Ott describes the dorm as a wonderful volunteer hotel that can accommodate 80 volunteers per night with women’s and men’s sides and showers. The only problem: the facility is not filled to capacity. Last week there were only seven volunteers there, just 13 this week and none for the rest of the month.
“Our mission is to build and rebuild homes on the western end of the Mississippi Gulf Coast,” he says. “It is harder now to get volunteers. As we get farther away from the storm, we are less on the minds of people in other parts of the country. We need to get the word out that the recovery stage is just beginning.”
All over the nation
Volunteers have come from all over the country, including Sparkman “Sparky” Witte, a 57-year-old general contractor from Mt. Pleasant, S.C., who’s been to the Coast 13 times. He made his first trip in November 2005.
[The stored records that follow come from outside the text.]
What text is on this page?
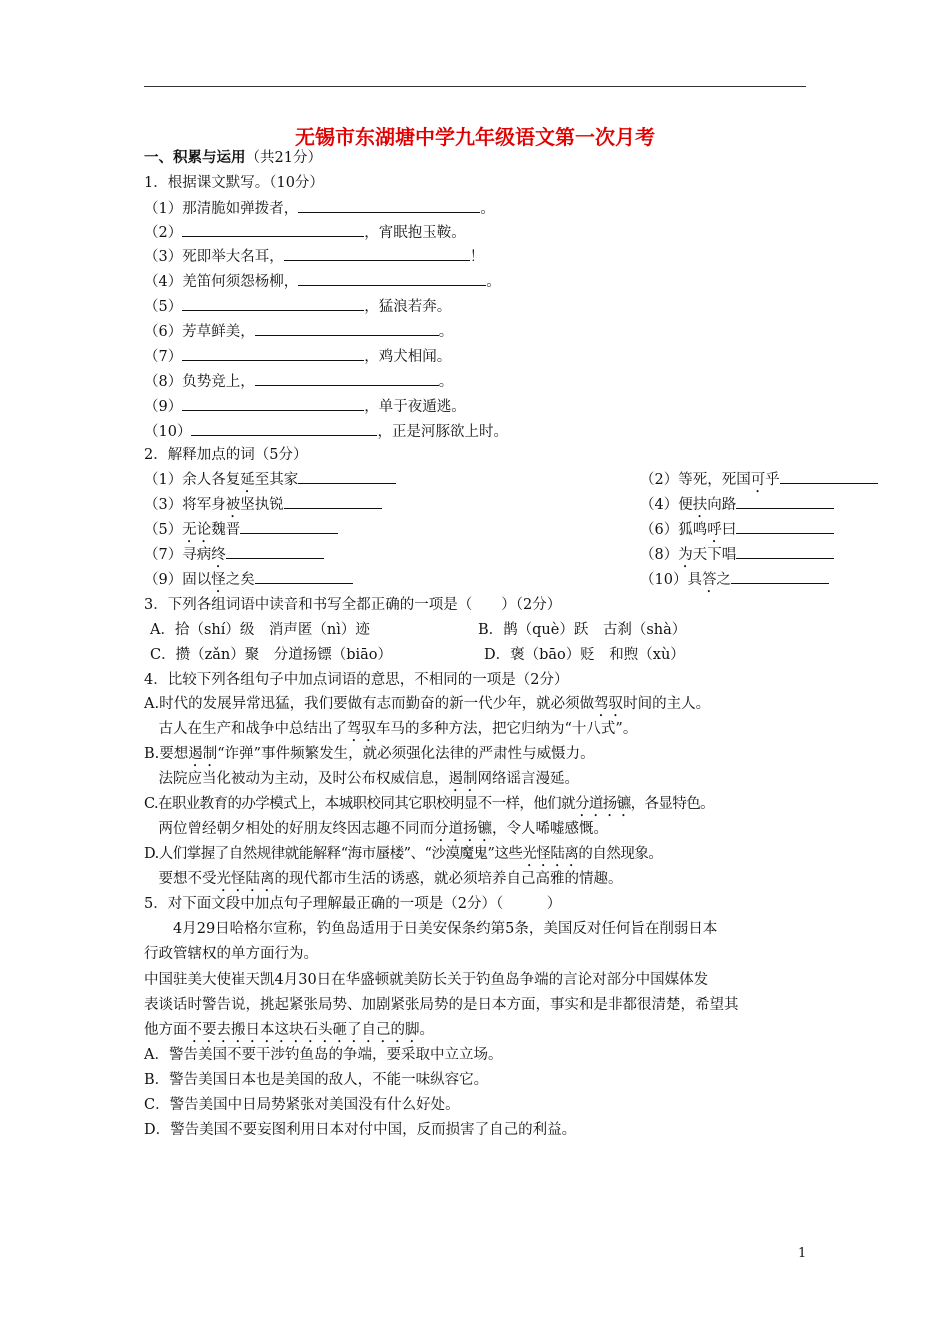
无锡市东湖塘中学九年级语文第一次月考
一、积累与运用（共21分）
1．根据课文默写。（10分）
（1）那清脆如弹拨者，	。
（2）	，宵眠抱玉鞍。
（3）死即举大名耳，	！
（4）羌笛何须怨杨柳，	。
（5）	，猛浪若奔。
（6）芳草鲜美，	。
（7）	，鸡犬相闻。
（8）负势竞上，	。
（9）	，单于夜遁逃。
（10）	，正是河豚欲上时。
2．解释加点的词（5分）
（1）余人各复延至其家	（2）等死，死国可乎
（3）将军身被坚执锐	（4）便扶向路
（5）无论魏晋	（6）狐鸣呼曰
（7）寻病终	（8）为天下唱
（9）固以怪之矣	（10）具答之
3．下列各组词语中读音和书写全都正确的一项是（　　）（2分）
A．拾（shí）级　消声匿（nì）迹	B．鹊（què）跃　古刹（shà）
C．攒（zǎn）聚　分道扬镖（biāo）	D．褒（bāo）贬　和煦（xù）
4．比较下列各组句子中加点词语的意思，不相同的一项是（2分）
A.时代的发展异常迅猛，我们要做有志而勤奋的新一代少年，就必须做驾驭时间的主人。
　古人在生产和战争中总结出了驾驭车马的多种方法，把它归纳为“十八式”。
B.要想遏制“诈弹”事件频繁发生，就必须强化法律的严肃性与威慑力。
　法院应当化被动为主动，及时公布权威信息，遏制网络谣言漫延。
C.在职业教育的办学模式上，本城职校同其它职校明显不一样，他们就分道扬镳，各显特色。
　两位曾经朝夕相处的好朋友终因志趣不同而分道扬镳，令人唏嘘感慨。
D.人们掌握了自然规律就能解释“海市蜃楼”、“沙漠魔鬼”这些光怪陆离的自然现象。
　要想不受光怪陆离的现代都市生活的诱惑，就必须培养自己高雅的情趣。
5．对下面文段中加点句子理解最正确的一项是（2分）（　　　）
　　4月29日哈格尔宣称，钓鱼岛适用于日美安保条约第5条，美国反对任何旨在削弱日本
行政管辖权的单方面行为。
中国驻美大使崔天凯4月30日在华盛顿就美防长关于钓鱼岛争端的言论对部分中国媒体发
表谈话时警告说，挑起紧张局势、加剧紧张局势的是日本方面，事实和是非都很清楚，希望其
他方面不要去搬日本这块石头砸了自己的脚。
A．警告美国不要干涉钓鱼岛的争端，要采取中立立场。
B．警告美国日本也是美国的敌人，不能一味纵容它。
C．警告美国中日局势紧张对美国没有什么好处。
D．警告美国不要妄图利用日本对付中国，反而损害了自己的利益。
1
He’s from an area that has also known the devastation of hurricanes and says he’ll continue coming to Mississippi as long as they aren’t hit by a hurricane on the South Carolina coast.
“We love helping people. We see the need and want to be a part of the rebuilding in a small way,” he says. “We went through Hurricane Hugo in 1989 and people came from all over to help us.”
Witte comes with a group from St. Andrews Episcopal Church, a 3,000-member church that gives donations to fund the trips and to buy building materials. “We have a big church and are very blessed,” he said. “Everyone comes back after the first time down here. We get a lot out of it but that’s not why we come.”
‘We’ll keep coming’
Having lived through a major hurricane, he and the other South Carolina volunteers try to encourage Mississippi residents. “People in other parts of the country think it’s over and are coming less,” he says. “We’ll keep coming.”
As the owner of a business that does renovations, repairs and roofing, Witte — after 34 years in business — is able to get away to volunteer. Work during the early trips consisted of gutting and mucking out houses. Now he and other volunteers are hanging sheetrock, painting and building houses from the ground up. He says they couldn’t do it without Camp Coast Care.
Ott says the camp is looking for volunteers who can do carpentry, drywall, painting, plumbing and electrical work. “Now’s the time for skilled volunteers, but we can use anyone with a heart to work,” he said. “We want to emphasize that all faithful people are invited to come help.”
‘Building is our only mission’
Most volunteers stay one week. They come on Sunday and have an orientation before heading out to work on a project Monday morning. In the last seven weeks, 20 projects have been completed. Some projects take a few days and some are ongoing for months. The types of projects vary and may be putting down flooring, installing cabinets, painting or other repairs.
The camp asks for $20 per day donations to cover food and housing to allow all the ministry’s resources to be put into building projects.
“Building is our only mission now and most materials are supplied through grants,” Ott says. “Thousands of people are not back in their homes and the work is far from over.
“It’s been said that the problems on the Coast are so massive only God can fix them. God is fixing them through the hearts, hands and feet of people who come. We’ve become God’s instruments of healing. We’re the way God will fix it.”